New MyDoom Targeting Search Engines—Yet Again

Another month, another variant of MyDoom—this time, the new version of the pestiferous worm is spreading by way of copying itself with its own mail engine and harvesting prospective targets from Google, Yahoo, and other search engines, and is said to have been whipping around cyberspace rather quickly February 17.

This isn’t the first time a MyDoom variant has bedeviled search engines. In fact, the new variant is believed to be a variant of MyDoom.O, which hit during summer 2004 and pounded Google with so many queries that the search kings were down for the count or extremely slow for long periods of time, according to several security analysts. That variant also took smaller search engines like Lycos and AltaVista offline completely.

What makes the new MyDoom variant distinct, according to antivirus and security firm Sophos, is that it prowls an infected computer’s hard disk for e-mail addresses and then goes back to an Internet search, trying to find e-mail addresses in the infected machine’s domain—in effect, taking aim at all users subscribed to specific companies or service providers.

Sophos said they first spotted the new MyDoom late February 16. But the company also said the new variant doesn’t seem as pernicious as the last one—yet.

"Right now, we're not seeing anything like as many reports of this new version of the MyDoom-O virus as we did last July - but it is spreading in the wild," said Sophos senior technology consultant Graham Cluley in a statement. "Unlike last year, we don't expect to see Google whacked by this worm. Computer users who have kept their anti-virus automatically up-to-date and are wary of opening unsolicited email attachments should have little to fear.
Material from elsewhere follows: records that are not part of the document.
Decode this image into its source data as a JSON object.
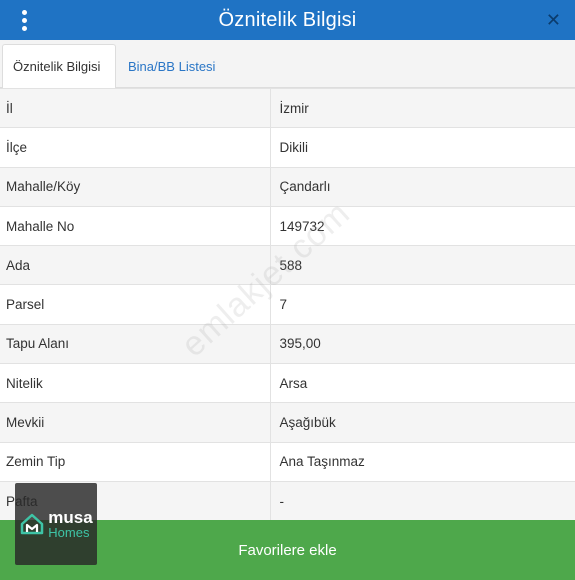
{
  "header": {
    "title": "Öznitelik Bilgisi",
    "close_label": "✕",
    "menu_icon": "vertical-ellipsis-icon"
  },
  "tabs": [
    {
      "label": "Öznitelik Bilgisi",
      "active": true
    },
    {
      "label": "Bina/BB Listesi",
      "active": false
    }
  ],
  "rows": [
    {
      "key": "İl",
      "value": "İzmir"
    },
    {
      "key": "İlçe",
      "value": "Dikili"
    },
    {
      "key": "Mahalle/Köy",
      "value": "Çandarlı"
    },
    {
      "key": "Mahalle No",
      "value": "149732"
    },
    {
      "key": "Ada",
      "value": "588"
    },
    {
      "key": "Parsel",
      "value": "7"
    },
    {
      "key": "Tapu Alanı",
      "value": "395,00"
    },
    {
      "key": "Nitelik",
      "value": "Arsa"
    },
    {
      "key": "Mevkii",
      "value": "Aşağıbük"
    },
    {
      "key": "Zemin Tip",
      "value": "Ana Taşınmaz"
    },
    {
      "key": "Pafta",
      "value": "-"
    }
  ],
  "footer": {
    "button_label": "Favorilere ekle"
  },
  "watermark": {
    "text": "emlakjet.com"
  },
  "logo": {
    "line1": "musa",
    "line2": "Homes"
  },
  "colors": {
    "header_bg": "#1f73c4",
    "footer_bg": "#4ea84b",
    "tab_link": "#2a76c6"
  }
}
"What is ingenious about the MyDoom-O virus is the way it can find email addresses of potential victims,” he continued. “Like many other email worms it searches your hard drive for email addresses, but then it uses the domain names it has found to discover other victims via search engines. So, if it finds the email address [email protected] on your hard drive, it then searches Google and perhaps finds Donald Duck and Bambi's email addresses too!"

Finnish security and antivirus firm F-Secure calls the new MyDoom.O variant MyDoom.BB. F-Secure said MyDoom.BB tries to find e-mail addresses through queries to Google, Yahoo, Lycos, and Alta Vista.

Symantec, which makes the Norton family of antivirus and system protection and repair products, said February 17 that geographic distribution for the new MyDoom.O—which Symantec calls MyDoom.AX—isn’t widespread yet and has an easy containment rating, but is getting high threat ratings because it is considered in the wild at this writing and has been spotted at more than ten separate locations.